Population dynamic and temporal variation in recruitment and survival of 14 common passerines - Romain Julliard

At large spatial scale, variation of breeding abundance of a given species results from variation of survival of established adults and variation of recruitment of new individuals. Which of these two parameters is the most variable and the best predictor of variation of abundance is a central issue of population dynamic (Saether et al. Science 2002). Yet the problem looks simple, an important pitfalls is the difficulty to obtain independent estimates of the different parameters.
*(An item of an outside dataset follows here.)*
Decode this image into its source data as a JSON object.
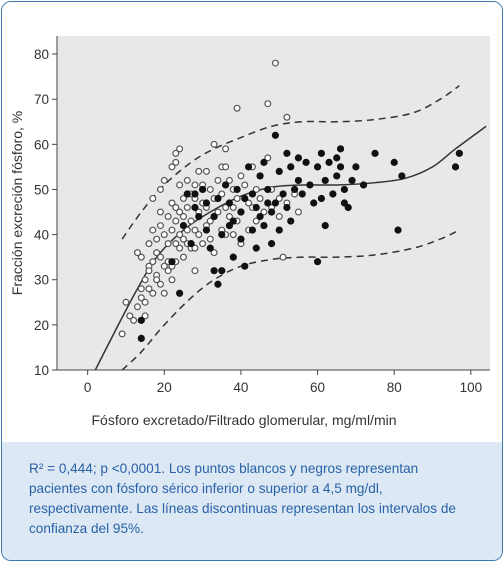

In many countries, large scale breeding bird monitoring based on counts are established to monitor population abundance at the scale of the country. They are often coupled with standardized mist-netting scheme set up for the specific purpose of monitoring demographic parameters for the same populations. From these capture-recapture data, variation of survival and recruitment (using Pradel's approach) may be estimated, independently of population size variation estimated from count survey. In addition, captures of young individuals are used to estimate variation of reproductive success (using the young adult ratio as an index). Because survival and recruitment are not independently estimated, their temporal variation may not be compared directly. Rather, the amount of temporal variation as well as the synchronization of temporal variation across sites, and how temporal variation were correlated with changes in abundance and productivity index were compared between survival and recruitment for a given species. This was done for 14 species with high enough recapture rate to estimate demographic parameters. The data comes from the French common bird monitoring scheme settled in 1989, and included capture-recapture data from 20 to 40 sites per year for 13 years (about 35,000 captures).

3:10-3:35 PM

Population dynamics of small mammals at three spatial scales: a 5-years study of 122 trapping grids - Nigel Yoccoz & Rolf Ims

Small mammals are known to exhibit a large variety of dynamics, both in time (multi-annual cycles vs. seasonal variation only) and space (regional synchrony, travelling waves). Small mammals have therefore been the focus of a large number of studies, that used mostly trapping indices. These studies do not therefore take into account differences in trappability that may indeed be confounded with the phenomenon we want to explain (for example, that trappability is lower in the increase than in the decrease phase of the cycle). In this paper, we use our own study investigating population dynamics and demography of small mammals at three spatial scales (0.1, 10 and 100 kms) to address some methodological and practical issues. The study is based on an unusually large sampling effort (122 grids trapped twice a year in 5 years, in spring and fall, each trapping session being 4 days long), with more than 10,000 individuals captured of three different species. The main methodological issue we address is: what is the consequence of using a too simple/complex model for capture probabilities on the estimates of spatial patterns in population densities, growth rates and demography, and how should we model these probabilities in practice. We explore in particular the use of Bayesian models that include hierarchical random effects.